C’est de cette réduction de l’identité que Michel Serres parle : « Réduire quelqu’un à une seule de ses appartenances peut le condamner à la persécution. ». Le sommet a été sans doute atteint avec la Shoah. Être massacré parce que Juif, qu’importe les autres "appartenances". C’était cette difficulté que Barack Obama a exprimée dans son grand discours de Philadelphie le 18 mars 2008, la difficulté de devoir choisir d’être "noir" ou d’être "blanc" alors qu’il est métis, et finalement, n’est-ce pas plutôt son appartenance à l’élite intellectuelle de son pays qui a le plus caractérisé le Président Obama ?

Cette erreur de réduction est très commune : « Or cette erreur, or cette injure, nous les commettons quand nous disons : identité religieuse, culturelle, nationale.

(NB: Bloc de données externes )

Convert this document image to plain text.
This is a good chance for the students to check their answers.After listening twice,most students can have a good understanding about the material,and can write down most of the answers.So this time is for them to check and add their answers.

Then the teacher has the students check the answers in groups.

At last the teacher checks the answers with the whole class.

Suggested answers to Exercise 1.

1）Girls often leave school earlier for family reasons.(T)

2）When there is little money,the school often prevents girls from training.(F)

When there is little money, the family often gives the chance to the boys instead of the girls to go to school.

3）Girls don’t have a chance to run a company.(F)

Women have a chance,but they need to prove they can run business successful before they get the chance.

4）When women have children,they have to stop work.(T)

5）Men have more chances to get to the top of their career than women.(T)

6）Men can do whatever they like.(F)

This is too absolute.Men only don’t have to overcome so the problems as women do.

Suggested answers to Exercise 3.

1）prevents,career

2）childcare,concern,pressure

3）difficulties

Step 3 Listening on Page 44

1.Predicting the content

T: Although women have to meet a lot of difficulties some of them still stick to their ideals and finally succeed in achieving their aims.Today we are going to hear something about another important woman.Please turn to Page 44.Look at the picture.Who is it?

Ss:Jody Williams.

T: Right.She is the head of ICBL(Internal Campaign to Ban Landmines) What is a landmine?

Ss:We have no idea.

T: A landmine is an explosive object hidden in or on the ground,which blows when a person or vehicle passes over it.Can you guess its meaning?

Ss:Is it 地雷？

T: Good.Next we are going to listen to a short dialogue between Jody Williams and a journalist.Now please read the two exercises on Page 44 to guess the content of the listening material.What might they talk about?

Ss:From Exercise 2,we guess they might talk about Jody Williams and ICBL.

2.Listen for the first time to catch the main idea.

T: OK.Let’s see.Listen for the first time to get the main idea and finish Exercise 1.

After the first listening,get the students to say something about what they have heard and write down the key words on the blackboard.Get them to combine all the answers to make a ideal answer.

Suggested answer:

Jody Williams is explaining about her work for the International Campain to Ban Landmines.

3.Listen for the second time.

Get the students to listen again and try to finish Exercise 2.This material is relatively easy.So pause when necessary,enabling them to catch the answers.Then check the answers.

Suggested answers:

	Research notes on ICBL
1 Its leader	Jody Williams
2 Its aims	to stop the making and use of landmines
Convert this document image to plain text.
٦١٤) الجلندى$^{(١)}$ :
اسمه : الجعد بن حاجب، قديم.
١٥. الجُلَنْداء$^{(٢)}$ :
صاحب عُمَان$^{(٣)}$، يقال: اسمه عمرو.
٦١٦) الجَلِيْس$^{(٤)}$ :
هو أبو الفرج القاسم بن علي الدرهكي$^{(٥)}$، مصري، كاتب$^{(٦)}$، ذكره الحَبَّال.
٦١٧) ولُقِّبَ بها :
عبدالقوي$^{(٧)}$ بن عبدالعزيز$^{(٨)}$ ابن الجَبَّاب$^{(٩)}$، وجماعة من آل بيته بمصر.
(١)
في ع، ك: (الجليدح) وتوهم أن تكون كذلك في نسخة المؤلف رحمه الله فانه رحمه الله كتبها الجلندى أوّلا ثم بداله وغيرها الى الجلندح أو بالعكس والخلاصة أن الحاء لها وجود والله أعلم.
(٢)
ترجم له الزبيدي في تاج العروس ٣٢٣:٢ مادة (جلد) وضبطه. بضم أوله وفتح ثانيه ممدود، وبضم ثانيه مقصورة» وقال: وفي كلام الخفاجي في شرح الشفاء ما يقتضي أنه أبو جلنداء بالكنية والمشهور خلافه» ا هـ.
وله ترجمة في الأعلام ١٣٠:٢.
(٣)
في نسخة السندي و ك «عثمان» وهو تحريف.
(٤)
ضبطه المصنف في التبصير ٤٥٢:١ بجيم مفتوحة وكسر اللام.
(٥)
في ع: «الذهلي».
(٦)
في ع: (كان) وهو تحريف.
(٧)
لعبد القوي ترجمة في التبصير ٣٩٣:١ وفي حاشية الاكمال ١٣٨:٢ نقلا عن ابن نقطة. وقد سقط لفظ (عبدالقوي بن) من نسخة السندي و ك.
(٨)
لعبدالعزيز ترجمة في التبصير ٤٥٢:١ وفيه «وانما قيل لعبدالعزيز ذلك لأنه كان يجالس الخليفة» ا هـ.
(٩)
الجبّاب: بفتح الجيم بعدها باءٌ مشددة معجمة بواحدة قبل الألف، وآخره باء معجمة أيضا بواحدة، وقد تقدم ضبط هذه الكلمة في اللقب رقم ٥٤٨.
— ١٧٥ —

Non, il s’agit d’appartenances. ».

Et cette réduction identitaire a beaucoup plus de conséquences philosophiques que l’on ne pourrait le croire. En effet, réduire une personne à une seule appartenance n’est jamais un signe d’intelligence dans un monde si complexe (par exemples, réduire Louis Aragon à son engagement au parti communiste, est-ce pertinent alors qu’il était un poète génial ? réduire Salvador Dali à ses provocations monarchistes, n’est-ce pas oublier le peintre génial qu’il fut ? etc.).

Cette réduction est philosophiquement très grave car elle empêche toute évolution des personnes : faudrait-il rejeter Edgar Morin parce qu’il a été très brièvement communiste, alors qu’il a quitté le parti communiste très tôt et qu’il a au contraire refusé tout esprit partisan dans ses très nombreuses années de vie ultérieures ? (j’écris "rejeter" mais je pourrais écrire "aduler", le raisonnement tiendrait tout autant, bien sûr).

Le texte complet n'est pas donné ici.